Livingston County officials have received a letter from a lawyer asking for a “property value guarantee plan” if the Streator Cayuga Ridge South wind farm is approved.
Attorney Richard S. Porter, representing People Protecting Cayuga Ridge (PPCR), sent the letter to members of the County Board, the Zoning Board of Appeals and the county’s zoning administrator. The letter was released to the media by Judy Campbell, of rural Cornell and a candidate for the County Board in the November election.
She was among county residents who testified about the wind-farm project during the 10-session public hearing held by the zoning board between April 28 and Monday. That board on Monday recommended to the County Board that the special use permit that would allow the wind farm be approved. The Agriculture and Zoning Committee of the County Board will consider that recommendation and the project at its meeting tonight at 6 at the county’s Public Safety Complex. The County Board is expected to vote on the permit this month.
Porter, whose office is in Rockford, wrote that his PPCR clients “are objecting to that application and will be presenting a formal defense to the proposed northern project when hearings are finally held on that matter.”
“It is obvious that this proposal will severely and negatively impact many of your citizens’ use and enjoyment of their properties, negatively impact their property values, and cause noise pollution,” the letter, dated June 27, says. “If despite this evidence you decide to recommend approval of the application you should at a minimum include a property value guarantee plan.”
The zoning board’s findings and recommendations that was approved by a 6-0 vote Monday says that there will be “no substantial reduction on the value of neighboring property as a result of the Project.” Property considerations are one of the criteria that must be addressed in considering a special use permit under this county’s zoning ordinance.

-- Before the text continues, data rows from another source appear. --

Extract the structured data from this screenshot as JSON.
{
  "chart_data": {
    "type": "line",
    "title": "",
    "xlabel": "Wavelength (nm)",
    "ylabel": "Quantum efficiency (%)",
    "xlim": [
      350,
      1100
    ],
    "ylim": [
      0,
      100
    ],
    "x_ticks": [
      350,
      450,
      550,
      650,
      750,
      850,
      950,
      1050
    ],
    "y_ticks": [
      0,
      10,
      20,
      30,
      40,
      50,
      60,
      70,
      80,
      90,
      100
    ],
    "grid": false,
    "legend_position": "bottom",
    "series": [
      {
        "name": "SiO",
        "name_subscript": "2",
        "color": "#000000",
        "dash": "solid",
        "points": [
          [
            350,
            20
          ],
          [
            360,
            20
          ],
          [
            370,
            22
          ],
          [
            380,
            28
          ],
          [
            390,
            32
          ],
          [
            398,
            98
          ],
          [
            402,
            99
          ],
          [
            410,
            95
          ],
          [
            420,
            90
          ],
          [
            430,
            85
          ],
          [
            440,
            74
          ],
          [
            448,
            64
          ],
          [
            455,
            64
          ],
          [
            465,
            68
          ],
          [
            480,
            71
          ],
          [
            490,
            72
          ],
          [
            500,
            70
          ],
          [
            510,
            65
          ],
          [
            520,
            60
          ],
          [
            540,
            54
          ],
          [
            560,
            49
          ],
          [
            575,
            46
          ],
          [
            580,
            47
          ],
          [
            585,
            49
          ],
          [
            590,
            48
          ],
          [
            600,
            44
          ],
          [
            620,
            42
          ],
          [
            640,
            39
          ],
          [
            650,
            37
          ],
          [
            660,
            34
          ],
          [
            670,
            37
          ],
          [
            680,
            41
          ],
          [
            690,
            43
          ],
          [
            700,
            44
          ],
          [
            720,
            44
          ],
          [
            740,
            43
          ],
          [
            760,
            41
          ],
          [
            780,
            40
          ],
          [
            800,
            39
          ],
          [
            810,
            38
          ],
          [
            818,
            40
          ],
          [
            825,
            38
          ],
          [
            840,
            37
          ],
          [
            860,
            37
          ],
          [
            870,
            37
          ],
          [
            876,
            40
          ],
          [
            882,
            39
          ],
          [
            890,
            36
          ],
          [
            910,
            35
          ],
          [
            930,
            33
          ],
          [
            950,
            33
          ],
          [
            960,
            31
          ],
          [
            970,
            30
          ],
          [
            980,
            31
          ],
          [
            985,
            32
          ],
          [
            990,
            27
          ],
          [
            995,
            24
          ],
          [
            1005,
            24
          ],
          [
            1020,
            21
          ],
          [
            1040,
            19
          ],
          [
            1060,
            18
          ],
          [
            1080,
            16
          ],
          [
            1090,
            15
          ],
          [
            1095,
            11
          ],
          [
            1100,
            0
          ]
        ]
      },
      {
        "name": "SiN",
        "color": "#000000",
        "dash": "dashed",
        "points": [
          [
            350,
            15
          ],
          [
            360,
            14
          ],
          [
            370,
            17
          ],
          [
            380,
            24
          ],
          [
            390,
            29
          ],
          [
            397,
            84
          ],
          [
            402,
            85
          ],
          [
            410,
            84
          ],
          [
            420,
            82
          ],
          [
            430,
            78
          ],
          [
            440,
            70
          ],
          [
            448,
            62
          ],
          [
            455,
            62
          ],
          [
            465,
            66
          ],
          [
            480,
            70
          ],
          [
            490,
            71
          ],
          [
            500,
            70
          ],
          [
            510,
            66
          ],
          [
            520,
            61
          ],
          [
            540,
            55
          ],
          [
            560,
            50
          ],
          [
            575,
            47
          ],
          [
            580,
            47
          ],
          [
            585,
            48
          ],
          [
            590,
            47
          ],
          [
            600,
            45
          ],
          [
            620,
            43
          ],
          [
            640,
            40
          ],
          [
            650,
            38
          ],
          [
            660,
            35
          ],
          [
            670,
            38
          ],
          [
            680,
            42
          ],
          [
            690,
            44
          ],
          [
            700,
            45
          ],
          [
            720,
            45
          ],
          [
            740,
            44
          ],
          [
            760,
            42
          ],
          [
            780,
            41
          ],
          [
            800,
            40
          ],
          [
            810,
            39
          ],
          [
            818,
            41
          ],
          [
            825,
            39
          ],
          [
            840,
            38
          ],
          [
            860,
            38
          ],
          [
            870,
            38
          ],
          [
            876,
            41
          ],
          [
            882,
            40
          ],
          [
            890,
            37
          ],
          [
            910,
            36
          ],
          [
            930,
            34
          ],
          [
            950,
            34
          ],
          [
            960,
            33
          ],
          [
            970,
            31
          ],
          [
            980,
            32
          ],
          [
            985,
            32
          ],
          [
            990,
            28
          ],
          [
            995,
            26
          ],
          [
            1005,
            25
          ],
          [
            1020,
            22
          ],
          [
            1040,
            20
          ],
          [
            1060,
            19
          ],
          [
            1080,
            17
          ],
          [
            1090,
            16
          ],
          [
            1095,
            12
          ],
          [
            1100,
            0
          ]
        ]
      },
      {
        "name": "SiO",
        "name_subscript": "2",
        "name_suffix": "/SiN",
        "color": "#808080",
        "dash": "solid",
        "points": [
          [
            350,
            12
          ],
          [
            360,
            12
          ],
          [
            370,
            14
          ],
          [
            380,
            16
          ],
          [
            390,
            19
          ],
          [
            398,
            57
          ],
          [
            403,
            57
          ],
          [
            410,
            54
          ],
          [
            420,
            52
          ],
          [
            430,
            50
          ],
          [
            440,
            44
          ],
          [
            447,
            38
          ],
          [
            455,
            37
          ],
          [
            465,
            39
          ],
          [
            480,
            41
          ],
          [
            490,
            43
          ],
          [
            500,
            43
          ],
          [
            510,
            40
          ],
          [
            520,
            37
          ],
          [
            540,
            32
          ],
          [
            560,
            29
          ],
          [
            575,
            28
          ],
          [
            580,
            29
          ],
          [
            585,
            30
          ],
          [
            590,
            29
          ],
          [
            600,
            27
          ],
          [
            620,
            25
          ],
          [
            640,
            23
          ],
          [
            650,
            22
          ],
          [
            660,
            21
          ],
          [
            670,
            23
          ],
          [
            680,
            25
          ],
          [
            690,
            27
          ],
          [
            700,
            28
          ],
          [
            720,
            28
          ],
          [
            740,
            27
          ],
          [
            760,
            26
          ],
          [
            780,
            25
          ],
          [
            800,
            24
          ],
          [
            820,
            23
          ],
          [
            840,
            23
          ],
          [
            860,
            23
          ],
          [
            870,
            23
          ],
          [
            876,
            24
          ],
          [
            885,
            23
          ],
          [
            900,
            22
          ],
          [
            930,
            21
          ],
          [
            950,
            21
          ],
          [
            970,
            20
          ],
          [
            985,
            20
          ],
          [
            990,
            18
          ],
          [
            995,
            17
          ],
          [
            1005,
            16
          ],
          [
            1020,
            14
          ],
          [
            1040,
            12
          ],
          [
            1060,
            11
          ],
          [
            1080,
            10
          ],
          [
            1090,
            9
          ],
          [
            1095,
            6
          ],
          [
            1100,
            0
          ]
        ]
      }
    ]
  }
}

Porter’s letter attached a plan which he wrote “will assure that the property values of those people within the footprint and a short distance beyond the footprint are protected. It is my understanding the applicant has taken the position that there is no property value loss and you will see from this plan that if such is the case, then indeed it will cost them absolutely nothing. The plan is designed such that it is not contingent upon any third party sale. Rather it merely relies upon the well reasoned opinions of qualified real estate appraisers who have expertise in determining property value loss. If indeed these qualified professionals determine that there is a property value loss then obviously that should be borne by the turbine company. Accordingly, if you are going to recommend approval of the proposed southern turbine plant you should include a condition that the applicant must honor the attached property value guarantee plan.”